Only the ambiguous tail hits an LLM, and that call costs a fraction of a cent. Everything else is deterministic and free.
Out-rank and out-refer the incumbents. Do not outspend them.
At a $9 to $19 price, paid ads do not pay back. The bootstrapped winners (SaneBox, Inbox Zero) grew on SEO, referrals, and one good launch. We copy that.

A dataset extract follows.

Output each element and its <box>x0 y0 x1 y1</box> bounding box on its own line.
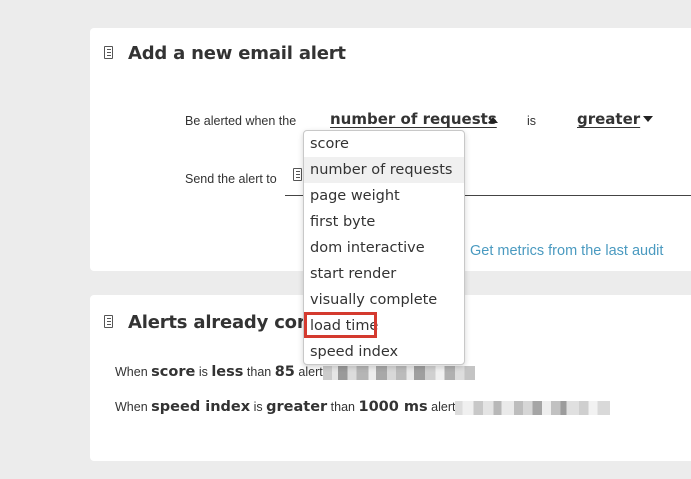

1. Comparison & how-to SEO
The durable engine. "SaneBox alternative," "auto organize Gmail," "file Gmail receipts automatically." Pages that rank and convert, and that AI search cites.
2. Affiliate & referral
Rent audiences at zero cost until they convert. Copy SaneBox: 25 to 30% recurring, plus a give-and-get credit. Fund YouTube reviewers through the same link.
3. One great launch
A single Product Hunt launch. Inbox Zero hit number one and went from a handful of customers to thousands of signups. A credibility and backlink spike, then bank the list.
The first 90 days
Closed paid beta
Pick one wedge (bookkeepers or freelancers). Recruit 10 to 25 hand-picked users, charge them, collect testimonials and the exact words they use. Publish the first three SEO pages. Start building in public.
Content flywheel
One or two SEO pages a week (the competitor-alternative set and top how-tos). Stand up the affiliate program. Grow the launch supporter list past 200. Answer (do not spam) inbox-overload threads.
Launch and amplify
Product Hunt plus Show HN plus newsletter pitches. Capture every visitor's email and the backlinks. Decide the wedge from real retention and willingness-to-pay data, then double down on the one channel showing traction.
From here to scale.
A scheduled organizer is sellable on its own. The real-time learning loop is the wow, and the trickiest engineering, so it is its own phase. Revenue does not wait on it.
Dogfood
The engine and a single-user cloud version already run against a live mailbox. This is the accuracy lab.
Multi-tenant MVP
Sign-in, connect Gmail, encrypted tokens, scheduled triage with the rules-plus-AI classifier, dashboard, one-click undo. A second mailbox runs autonomously end to end.
The learning loop
Pub/Sub watch, history sync, and the self-action ledger. "I dragged it to Marketing, and next run it filed the rest" works on demand.
Closed paid beta
Up to 100 users, billing, reports, a real security page. Prove precision, retention, and willingness-to-pay.
Verify & scale
Pay for CASA, get verified, lift the cap, and pour fuel on the channel that worked.
The name.
"Mailroom" is a great codename, but it is a crowded term: there is an entire "mailroom management software" category competing for that word, which hurts both trademark strength and SEO. The recommendation is to keep Mailroom as the internal codename and launch under a distinct brand. "Sortwell" is the working name used here; it is warm, short, and shows low collision in search, but no name is final until it clears a proper trademark and domain check.
Before committing to any name, run a USPTO trademark search (classes 9 and 42) and a live domain check. These are search-derived signals, not legal clearance.
The honest risks, and how we handle them.
The next step.
Build the multi-tenant MVP on the engine that already works, run a small paid beta for $0 in compliance cost, and let real retention decide when to pay for CASA and scale.